So all the solutions are the same: create a dictionary {word, nboccurrences} then sort by value and print.
(I'm not sure about geek's solution, I don't really speak .. mathematica ?)
Basically, we're all relying on the "sort()" functions provided by our favorite languages. Where's the challenge?
In the spirit of "thinking outside the box", I tried to come up with something different. I store the words in a dictionary that has "numbers" as the keys, and the values will be "lists containing the corresponding words".
Here's the code, notice mainly the "addcount" function.

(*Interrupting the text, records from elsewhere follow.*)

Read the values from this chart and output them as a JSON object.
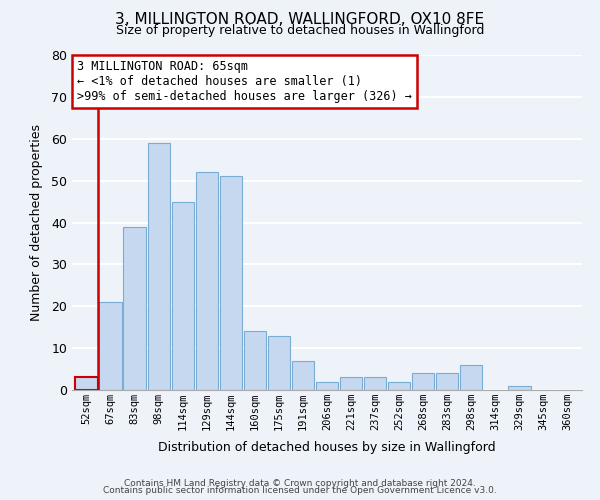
{
  "title1": "3, MILLINGTON ROAD, WALLINGFORD, OX10 8FE",
  "title2": "Size of property relative to detached houses in Wallingford",
  "xlabel": "Distribution of detached houses by size in Wallingford",
  "ylabel": "Number of detached properties",
  "bar_labels": [
    "52sqm",
    "67sqm",
    "83sqm",
    "98sqm",
    "114sqm",
    "129sqm",
    "144sqm",
    "160sqm",
    "175sqm",
    "191sqm",
    "206sqm",
    "221sqm",
    "237sqm",
    "252sqm",
    "268sqm",
    "283sqm",
    "298sqm",
    "314sqm",
    "329sqm",
    "345sqm",
    "360sqm"
  ],
  "bar_values": [
    3,
    21,
    39,
    59,
    45,
    52,
    51,
    14,
    13,
    7,
    2,
    3,
    3,
    2,
    4,
    4,
    6,
    0,
    1,
    0,
    0
  ],
  "bar_color": "#c5d8f0",
  "bar_edge_color": "#7aadd4",
  "highlight_color": "#cc0000",
  "ylim": [
    0,
    80
  ],
  "yticks": [
    0,
    10,
    20,
    30,
    40,
    50,
    60,
    70,
    80
  ],
  "annotation_title": "3 MILLINGTON ROAD: 65sqm",
  "annotation_line1": "← <1% of detached houses are smaller (1)",
  "annotation_line2": ">99% of semi-detached houses are larger (326) →",
  "annotation_box_color": "#ffffff",
  "annotation_box_edge": "#cc0000",
  "footer1": "Contains HM Land Registry data © Crown copyright and database right 2024.",
  "footer2": "Contains public sector information licensed under the Open Government Licence v3.0.",
  "bg_color": "#eef2f9",
  "grid_color": "#ffffff"
}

The rest is syntaxic sugar.
#!/usr/local/bin/python2.7
class WCount:
def __init__(self, filename=None):
self.filename = filename
self._dict = {}
def wordcount(self):
with open (self.filename, "r") as f:
try:
while True:
_l = f.next().strip("\n")
for word in _l.split():
self.addcount(word)
except:
self.pprint()
def addcount(self, word):
_tmpindex = 0
for n in self._dict.keys():
if word in self._dict[n]:
_tmpindex = n
if _tmpindex != 0:
self._dict[_tmpindex].remove(word)
else:
self._dict[_tmpindex] = []
if not self._dict.has_key(_tmpindex + 1):
self._dict[_tmpindex + 1] = []
self._dict[_tmpindex + 1].append(word)
def pprint(self):
for num in sorted(self._dict.iterkeys(), reverse=True):
if len(self._dict[num]) != 0:
print "{}\t{}".format(num, self._dict[num])
def main():
import sys
w = WCount(sys.argv[1])
w.wordcount()
if __name__ == "__main__":
main()
The code still needs a lot of polishing, but it basically implements my idea. I've never studied algorithms before, so if anyone has any criticism, I'm all ears (well, eyes).
Maybe we can come up with any better solution? Are there any Knuths in the house? ;)
EDIT Just tested it, no time difference for small files. For very large files, my second solution is extremely slow. Maybe there's something wrong with my implementation. Or my reasoning. Probably both.